On ratification of the modern constitution in 1789, the founding fathers gazed out at what they had wrought. What they saw, was debt.
The Continental government had been unable to levy taxes under the Articles of Confederation, the only major income source being foreign import duties. The government had borrowed money to meet expenses during this period, accumulating $54 million in debt. The states themselves another $25 million.
Compounding the problem was the matter of runaway inflation, which had plagued the Articles of Confederation period. The colonies had printed paper currency to pay debts, as did the national government. Silver coinage remained stable due to the inherent value of the metal itself, but there was nothing behind this paper money. At one point, you could buy a single sheep for $2 “hard currency”, or $150 in paper “Continental Dollars”. To this day, you might hear the expression “worthless as a continental”.
The first Secretary of the Treasury, Alexander Hamilton, reported in his Report on Public Credit, urging Congress to consolidate state and national debt into a single debt to be funded by the federal government. Hamilton felt that existing duties were as high as they could be without depressing imports, so he recommended the first excise tax on a domestically manufactured product – whiskey. The more meddlesome of Hamilton’s contemporaries were enthusiastically in favor of a “sin tax”, just as they are today. The “Whiskey Act” became law on March 3, 1791.
The whiskey tax was immediately unpopular, particularly in the west where it was, for all intents and purposes, an income tax. At a flat rate of 7¢ per gallon, the tax weighed more heavily on the western frontiers, where whiskey was sold for 50¢ a gallon. About half what it sold for in the more established regions of the east.
Furthermore, coinage wasn’t easy to come by on the frontiers. In many areas the medium for exchange was whiskey itself. The stuff was popular, it’s value was relatively stable, and it was easier to transport than the grain from which it was distilled.
Folks on the western fringes of the new nation already felt the federal government was doing too little to secure them against the predation of Indians. This whiskey tax was the final straw.
Petitions were signed against the new law and there were hearings, none of which settled the matter satisfactorily. Events reached a boiling point in May 1794, when federal district attorney William Rawle issued subpoenas for more than 60 Western Pennsylvania distillers who had not paid their excise tax. All 60 were expected to appear in excise court in Philadelphia, an expensive, disruptive trip that these poor farmers were loathe to undertake.

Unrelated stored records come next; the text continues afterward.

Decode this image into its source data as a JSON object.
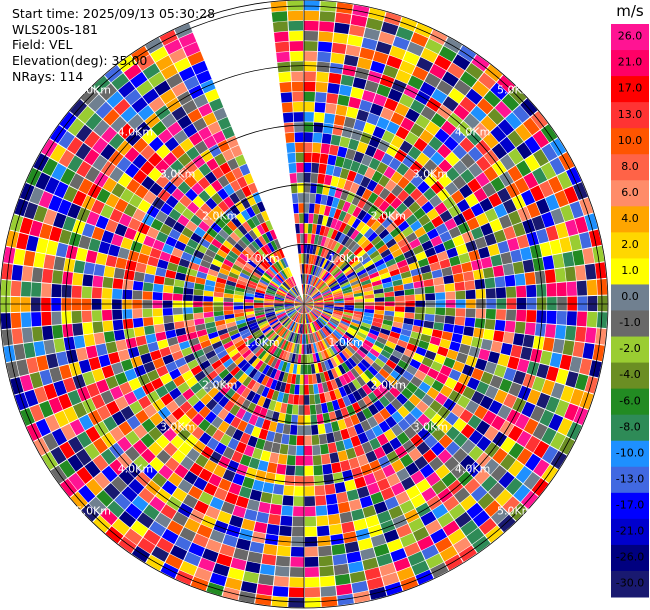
{
  "info": {
    "start_time": "Start time: 2025/09/13 05:30:28",
    "device": "WLS200s-181",
    "field": "Field: VEL",
    "elevation": "Elevation(deg): 35.00",
    "nrays": "NRays: 114"
  },
  "chart_data": {
    "type": "heatmap",
    "projection": "polar PPI",
    "field": "VEL",
    "units": "m/s",
    "elevation_deg": 35.0,
    "n_rays": 114,
    "range_rings_km": [
      1.0,
      2.0,
      3.0,
      4.0,
      5.0
    ],
    "range_ring_labels": [
      "1.0Km",
      "2.0Km",
      "3.0Km",
      "4.0Km",
      "5.0Km"
    ],
    "max_range_km": 5.1,
    "missing_sector_deg": [
      338,
      355
    ],
    "colorbar": {
      "title": "m/s",
      "tick_labels": [
        "26.0",
        "21.0",
        "17.0",
        "13.0",
        "10.0",
        "8.0",
        "6.0",
        "4.0",
        "2.0",
        "1.0",
        "0.0",
        "-1.0",
        "-2.0",
        "-4.0",
        "-6.0",
        "-8.0",
        "-10.0",
        "-13.0",
        "-17.0",
        "-21.0",
        "-26.0",
        "-30.0"
      ],
      "colors": [
        "#ff1493",
        "#ff0066",
        "#ff0000",
        "#ff3333",
        "#ff5500",
        "#ff6347",
        "#ff8c69",
        "#ffa500",
        "#ffd700",
        "#ffff00",
        "#708090",
        "#696969",
        "#9acd32",
        "#6b8e23",
        "#228b22",
        "#2e8b57",
        "#1e90ff",
        "#4169e1",
        "#0000ff",
        "#0000cd",
        "#000080",
        "#191970"
      ]
    }
  }
}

The war of words became a shooting war as US Marshal David Lenox was delivering these writs in Allegheny County, south of Pittsburgh, on July 15.
More shooting incidents occurred in the days that followed. Objections to the whiskey tax gave way to a long list of economic grievances, as over 7,000 gathered in Braddock’s Field on August 1. They talked of secession and carried their own flag, each of its six stripes representing one of 6 Pennsylvania or eastern Ohio counties.
At last they marched on Pittsburg, burning the barns of Major Abraham Kirkpatrick, who had previously led soldiers against them.
A federalized militia force of 12,950 was raised to put down what President Washington saw as armed insurrection, marching on Western Pennsylvania in October 1794. It was a larger force than General Washington normally had under his command during the late Revolution.
Washington himself rode out to check on the progress of his army, the first and only time in history that a sitting American President led an army in the field.
The whiskey rebellion collapsed in the face of what was then an overwhelming army, with 10 of their leaders brought to Philadelphia to stand trial. Two were sentenced to hang for their role in the rebellion, but President Washington pardoned them both. The whiskey rebellion was over.
All internal taxes were repealed in 1800, when President Thomas Jefferson returned US fiscal policy to a reliance on trade tariffs. With the Napoleonic wars ongoing in Europe, business was good. National debt was reduced from $83 million to $43 million, despite $11 million spent on the Louisiana Purchase.
President Andrew Jackson paid off the national debt in its entirety, in 1835. The first and only President in United States history, ever to do so. Since that time, the Federal government has saddled the American taxpayer with approximately $301 million in additional debt. Per day.